Bu desenler, yalnızca maden işçilerinin fiziksel dünyasını değil, onların ruh hallerini, zihinlerindeki karanlık ve ışık arasındaki mücadeleyi de yansıtıyor. Her bir çizgi, sanatçının gözlemlerinin ve belleğinin birleşimiyle, işçilerin gündelik yaşamlarının bir tasviri olmaktan çıkıp, evrensel bir direnişin ve insan onurunun sembolüne dönüşüyor. Zonguldak’ta yeraltı tünellerinde çalışan işçilerin gerçekliği, Akbaş’ın çizgilerinde bir ruhsal sembol olarak yeniden hayat buluyor.

Sergi, Akbaş’ın yaratıcı sürecini anlamak için eşsiz bir pencere sunuyor. Sanatçı, resimlerini bir yolculuk olarak tanımlıyor ve bu yolculuğun her aşamasında karşılaştığı sürprizlere açık bir şekilde ilerliyor. Eskizden tamamlanmış bir tabloya kadar geçen süreyi bir “mutfak” olarak betimleyen Akbaş, bu yaratım sürecinin her detayını görünür kılmayı önemli buluyor. Her bir çizginin, sanatçının belleği ile doğrudan bir bağ kurduğu ve o anki pratiğin bir dışavurumu olduğu bu süreç, sanatçının eserlerinde bir bütünlüğe ulaşarak izleyiciye sunuluyor.

Bu sergi, Akbaş’ın sanatında sokak yaşamının, belleğin ve bireysel deneyimin nasıl iç içe geçtiğini anlamak için eşsiz bir fırsat sunuyor. Onun sanatında sokak, yalnızca bir ilham kaynağı değil, aynı zamanda sanatçının sanatsal kimliğini inşa ettiği bir alan olarak öne çıkıyor. Bu durum, Akbaş’ın eserlerinde, sokaktan tuvale taşınan bir “uçtan uca” yolculuk hissini güçlendiriyor. Sergide yer alan eserler, sanatçının geçmişten günümüze uzanan bireysel serüveninin birer yansıması olarak izleyiciye sunuluyor.
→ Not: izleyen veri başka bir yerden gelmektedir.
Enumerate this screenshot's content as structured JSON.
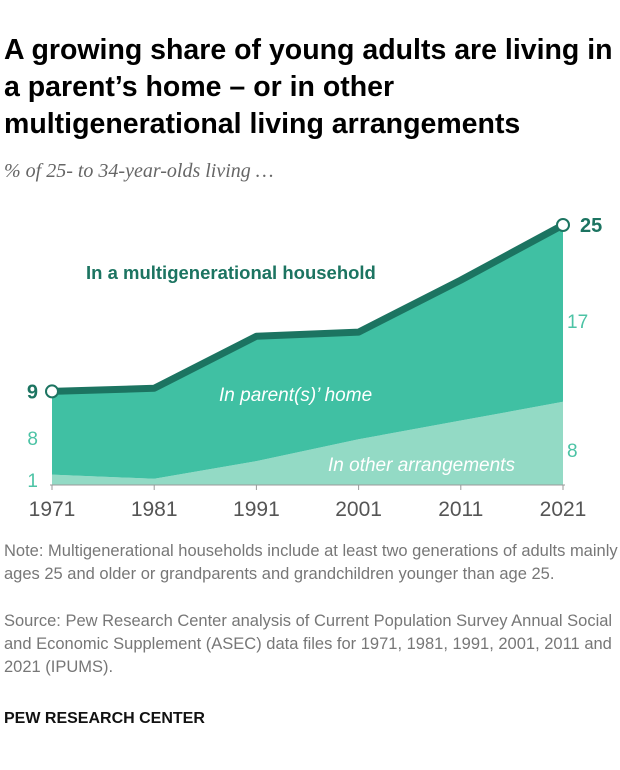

Onay Akbaş’ın eserleri, yalnızca görsel olarak etkileyici değil, aynı zamanda sanata dair daha derin bir anlam taşıyor. Onun için resim, bir fikir ya da bir duygunun doğrudan temsilinden çok, bellekle kurulan bir bağ ve geçmişle bugün arasında kurulan bir köprü niteliği taşıyor. Sanatçı, her eserinde bu bağlantıyı sorgularken, izleyiciyi de kendi geçmişine ve deneyimlerine dair bir yolculuğa davet ediyor. Ordu Büyükşehir Belediyesi’nin katkılarıyla düzenlenen bu sergi, sanatseverler için Akbaş’ın sanatsal evrenine bir yolculuk yapma imkânı sunuyor. Sanatçının hem yaratıcı sürecine hem de bireysel hikâyesine tanıklık etmek isteyenler, bu eşsiz sergiyi 22 Şubat 2025’e kadar ziyaret edebilir.